Three students and a professor standing in an outdoor hallway

HEAT lab members from left to right: Julianna, me, Yuki, and Prof. Jim.

One of my favorite things about Mudd is just how easy it is to get involved in research! I’ve done two summers of research in the computer science department so far and will be doing a third at the end of this semester – which I am very excited about. Typically, research done during the summer is a full-time paid commitment (ten weeks, eight hours per day). Research done during the semester is three to six hours per week and is for credit. My most recent summer research job resulted in an offer for a position during the school year as well, so I am just now finishing my work in HEATlab, or the lab for Human Experience & Agent Teamwork (if you think that acronym was very carefully crafted … yes. Many of the computer science labs have similarly chosen acronyms, from ALPAQA lab to LACE lab. I think it’s really cool!)

HEAT lab is focused on human and robot interaction within teams. My project, which I did in collaboration with several other Mudd students, looked specifically at improvisational teams, where plans could not be made beforehand. It was started the year before by a different group of Mudd student researchers, and we were expanding on their work. Over the summer, due to Covid, we were doing this remotely. There were some cool things about remote research – we met over Zoom every morning for an update/collaboration meeting and every afternoon for a board game break (we got very good at Hanabi). Because a lot of the work we were doing was with computational models and code, it was fairly easy to share back and forth. I have definitely enjoyed being in person during the semester- though collaboration is much easier when you are all in the same space!
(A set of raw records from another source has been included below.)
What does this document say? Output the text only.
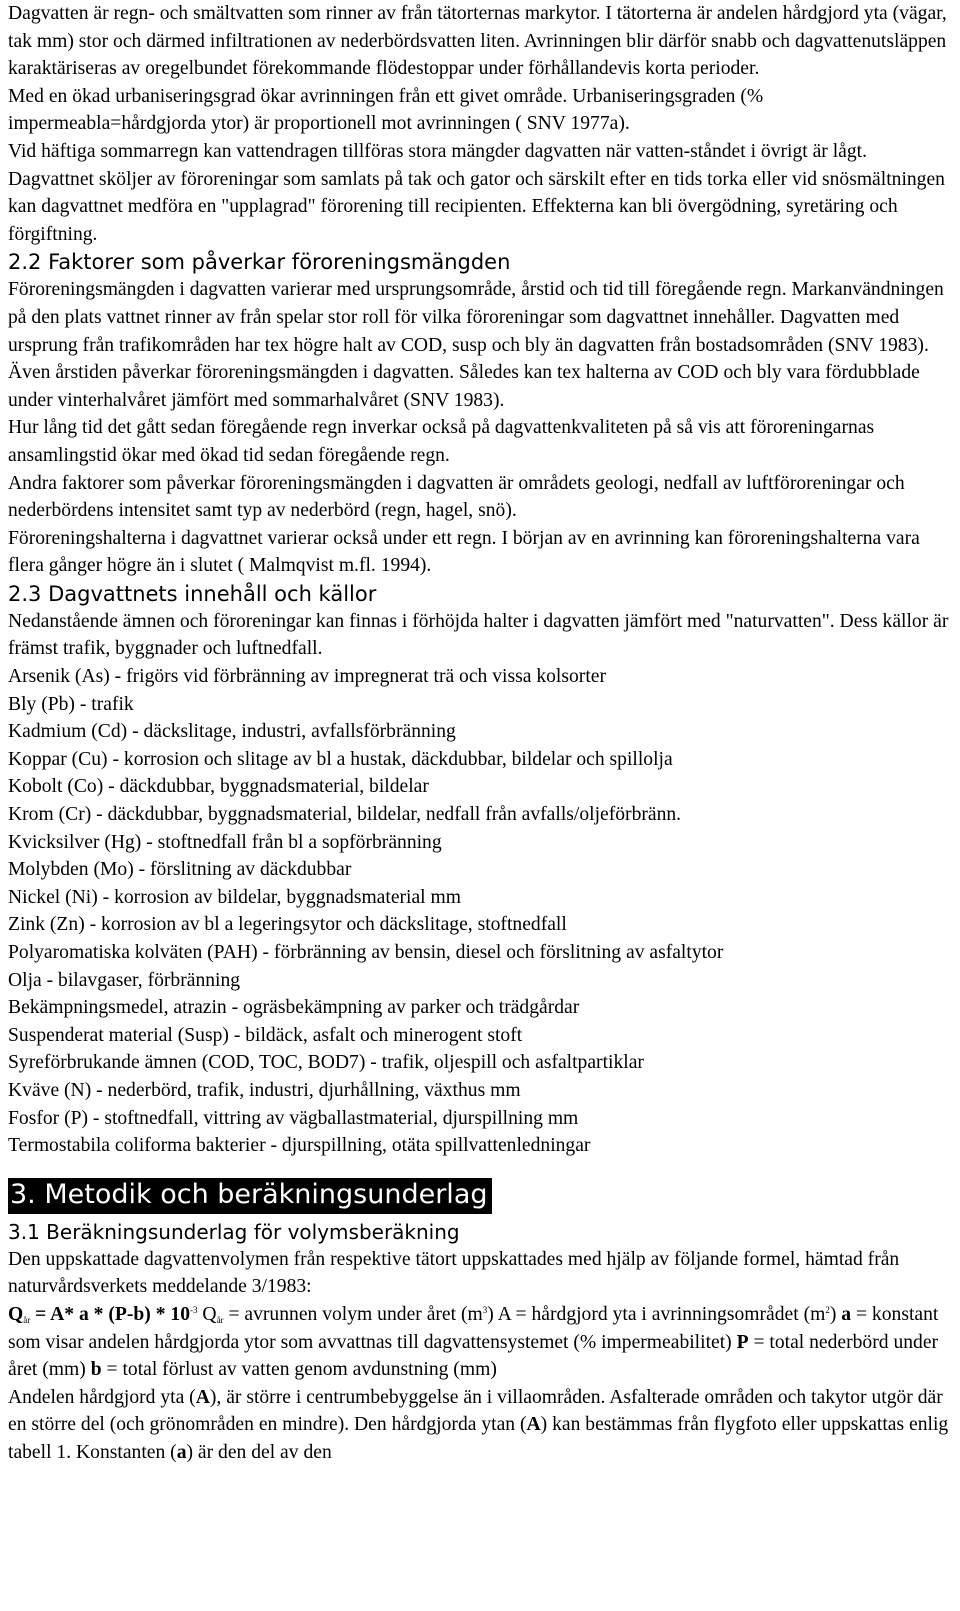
Dagvatten är regn- och smältvatten som rinner av från tätorternas markytor. I tätorterna är andelen hårdgjord yta (vägar, tak mm) stor och därmed infiltrationen av nederbördsvatten liten. Avrinningen blir därför snabb och dagvattenutsläppen karaktäriseras av oregelbundet förekommande flödestoppar under förhållandevis korta perioder.

Med en ökad urbaniseringsgrad ökar avrinningen från ett givet område. Urbaniseringsgraden (% impermeabla=hårdgjorda ytor) är proportionell mot avrinningen ( SNV 1977a).

Vid häftiga sommarregn kan vattendragen tillföras stora mängder dagvatten när vatten-ståndet i övrigt är lågt. Dagvattnet sköljer av föroreningar som samlats på tak och gator och särskilt efter en tids torka eller vid snösmältningen kan dagvattnet medföra en "upplagrad" förorening till recipienten. Effekterna kan bli övergödning, syretäring och förgiftning.

2.2 Faktorer som påverkar föroreningsmängden

Föroreningsmängden i dagvatten varierar med ursprungsområde, årstid och tid till föregående regn. Markanvändningen på den plats vattnet rinner av från spelar stor roll för vilka föroreningar som dagvattnet innehåller. Dagvatten med ursprung från trafikområden har tex högre halt av COD, susp och bly än dagvatten från bostadsområden (SNV 1983).

Även årstiden påverkar föroreningsmängden i dagvatten. Således kan tex halterna av COD och bly vara fördubblade under vinterhalvåret jämfört med sommarhalvåret (SNV 1983).

Hur lång tid det gått sedan föregående regn inverkar också på dagvattenkvaliteten på så vis att föroreningarnas ansamlingstid ökar med ökad tid sedan föregående regn.

Andra faktorer som påverkar föroreningsmängden i dagvatten är områdets geologi, nedfall av luftföroreningar och nederbördens intensitet samt typ av nederbörd (regn, hagel, snö).

Föroreningshalterna i dagvattnet varierar också under ett regn. I början av en avrinning kan föroreningshalterna vara flera gånger högre än i slutet ( Malmqvist m.fl. 1994).

2.3 Dagvattnets innehåll och källor

Nedanstående ämnen och föroreningar kan finnas i förhöjda halter i dagvatten jämfört med "naturvatten". Dess källor är främst trafik, byggnader och luftnedfall.

Arsenik (As) - frigörs vid förbränning av impregnerat trä och vissa kolsorter

Bly (Pb) - trafik

Kadmium (Cd) - däckslitage, industri, avfallsförbränning

Koppar (Cu) - korrosion och slitage av bl a hustak, däckdubbar, bildelar och spillolja

Kobolt (Co) - däckdubbar, byggnadsmaterial, bildelar

Krom (Cr) - däckdubbar, byggnadsmaterial, bildelar, nedfall från avfalls/oljeförbränn.

Kvicksilver (Hg) - stoftnedfall från bl a sopförbränning

Molybden (Mo) - förslitning av däckdubbar

Nickel (Ni) - korrosion av bildelar, byggnadsmaterial mm

Zink (Zn) - korrosion av bl a legeringsytor och däckslitage, stoftnedfall

Polyaromatiska kolväten (PAH) - förbränning av bensin, diesel och förslitning av asfaltytor

Olja - bilavgaser, förbränning

Bekämpningsmedel, atrazin - ogräsbekämpning av parker och trädgårdar

Suspenderat material (Susp) - bildäck, asfalt och minerogent stoft

Syreförbrukande ämnen (COD, TOC, BOD7) - trafik, oljespill och asfaltpartiklar

Kväve (N) - nederbörd, trafik, industri, djurhållning, växthus mm

Fosfor (P) - stoftnedfall, vittring av vägballastmaterial, djurspillning mm

Termostabila coliforma bakterier - djurspillning, otäta spillvattenledningar

3. Metodik och beräkningsunderlag
3.1 Beräkningsunderlag för volymsberäkning

Den uppskattade dagvattenvolymen från respektive tätort uppskattades med hjälp av följande formel, hämtad från naturvårdsverkets meddelande 3/1983:

$Q_{år} = A*$ a * $(P-b) * 10^{-3}$ $Q_{år}$ = avrunnen volym under året $(m^3) A$ = hårdgjord yta i avrinningsområdet $(m^2) a$ = konstant som visar andelen hårdgjorda ytor som avvattnas till dagvattensystemet (% impermeabilitet) P = total nederbörd under året (mm) b = total förlust av vatten genom avdunstning (mm)

Andelen hårdgjord yta (A), är större i centrumbebyggelse än i villaområden. Asfalterade områden och takytor utgör där en större del (och grönområden en mindre). Den hårdgjorda ytan (A) kan bestämmas från flygfoto eller uppskattas enlig tabell 1. Konstanten (a) är den del av den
Three students in front of a screen--the screen reads "motivation" and has a photo of a student with a robot

Me, Julianna, and Yuki presenting!

One of the big things that we were working on was two papers on the algorithm that we created. We submitted the first to the AAAI (Association for the Advancement of Artificial Intelligence) Spring Symposium, and the second to ICAPS (International Conference on Automated Planning & Scheduling). ICAPS is not until this summer, and will be virtual, but this spring we got to present in person at the AAAI Spring Symposium! The symposium took place at Stanford, and was made up of many smaller themed workshops. In addition to presenting, we also got to watch the other presentations, which were really fascinating. While I definitely didn’t understand every part, it was interesting to see some of the real world applications of the theoretical models I had been learning about. Overall I had a lot of fun working in HEATlab.